Under the current development roadmap, construction on the Ferrol port facility is scheduled to begin in 2027, pending the final regulatory and environmental approvals. The company expects the plant to become fully operational as early as 2028. Once engineers complete the second phase of the project, the facility will have a maximum capacity of 120,000 vehicles annually, serving as a primary supply hub for the highly competitive European passenger car market.
The strategic logic behind the €200 million Spanish factory centers on a mounting trade dispute between Brussels and Beijing. To protect domestic European automakers from a wave of heavily subsidized imports, the European Commission has systematically increased tariffs on electric vehicles (EVs) shipped directly from China, with some duties rising by over 38%. By establishing a physical manufacturing footprint within the EU borders, SAIC can completely bypass these punitive tariffs, allowing its vehicles to qualify as European-made products and maintain their highly competitive retail pricing.

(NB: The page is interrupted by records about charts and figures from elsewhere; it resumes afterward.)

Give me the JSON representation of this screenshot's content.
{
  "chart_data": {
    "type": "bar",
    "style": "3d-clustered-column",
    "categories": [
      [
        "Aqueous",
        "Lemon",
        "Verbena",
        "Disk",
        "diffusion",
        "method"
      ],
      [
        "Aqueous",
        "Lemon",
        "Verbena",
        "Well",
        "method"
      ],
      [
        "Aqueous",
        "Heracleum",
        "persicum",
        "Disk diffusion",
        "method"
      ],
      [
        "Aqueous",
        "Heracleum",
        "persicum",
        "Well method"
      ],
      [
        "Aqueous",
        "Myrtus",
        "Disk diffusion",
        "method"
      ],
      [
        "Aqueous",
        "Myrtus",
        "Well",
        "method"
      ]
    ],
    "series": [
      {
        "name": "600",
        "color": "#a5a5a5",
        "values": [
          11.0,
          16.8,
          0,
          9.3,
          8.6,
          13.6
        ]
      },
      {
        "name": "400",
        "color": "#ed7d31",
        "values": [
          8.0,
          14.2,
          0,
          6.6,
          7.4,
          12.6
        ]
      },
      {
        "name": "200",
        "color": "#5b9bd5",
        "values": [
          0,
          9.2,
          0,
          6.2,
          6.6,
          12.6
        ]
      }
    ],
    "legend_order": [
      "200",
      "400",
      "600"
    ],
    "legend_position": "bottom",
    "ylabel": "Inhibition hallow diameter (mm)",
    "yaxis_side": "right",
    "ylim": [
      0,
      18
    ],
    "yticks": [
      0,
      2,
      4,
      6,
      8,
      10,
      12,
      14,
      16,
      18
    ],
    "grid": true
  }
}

SAIC’s expansion relies heavily on the incredible resurgence of the historic British brand MG, which the Chinese conglomerate acquired nearly two decades ago. MG has emerged as one of the fastest-growing automotive brands in Europe, with its affordable electric and hybrid vehicles capturing a significant share of the mass market. Indeed, SAIC recently celebrated producing its 100 millionth vehicle globally and reported a 1.5% rise in group sales to 1.3 million units during the first four months of 2026. A stellar 50% surge in overseas shipments to 459,200 units drove this growth, highlighting the urgent need for local European manufacturing.
William Wang, the managing director for MG UK and Europe, emphasized that the new Spanish plant aligns perfectly with the brand’s long-term localization goals. Wang described the move as a major milestone for the “In Europe, For Europe” corporate strategy, which focuses on manufacturing, researching, and designing vehicles locally rather than relying entirely on overseas supply lines. “By investing in local capabilities, strengthening our European footprint and fostering a more competitive automotive ecosystem, we are accelerating Europe’s journey towards a cleaner, smarter and more sustainable mobility future,” Wang stated on Monday.
SAIC’s decision to build in Galicia is part of a much larger wave of Chinese automotive capital flooding into Spain. The country has rapidly emerged as the premier southern European hub for the localization of Chinese electric vehicles. Last week, rival automaker Geely finalized its purchase of Ford’s Almussafes vehicle assembly facilities in Valencia. Similarly, Chery Auto has partnered with the Spanish EV Motors to assemble its Omoda models at a former Nissan factory in Barcelona. At the same time, Stellantis-backed Leapmotor plans to begin production in Zaragoza in the second half of 2026.
Ultimately, SAIC Motor’s plan to construct its first European Union car factory in Spain marks a historic turning page for the global automotive industry. By transitioning from a simple exporter into a localized European manufacturer, the Chinese giant is proving that regional production is essential for surviving rising protectionist trade barriers. As construction preparations begin for the 2027 ground-breaking, the port of Ferrol is poised to become a vital artery for Europe’s clean energy transition. This massive project confirms that the future of electric mobility will not be imported from afar, but built directly within the heart of the European continent.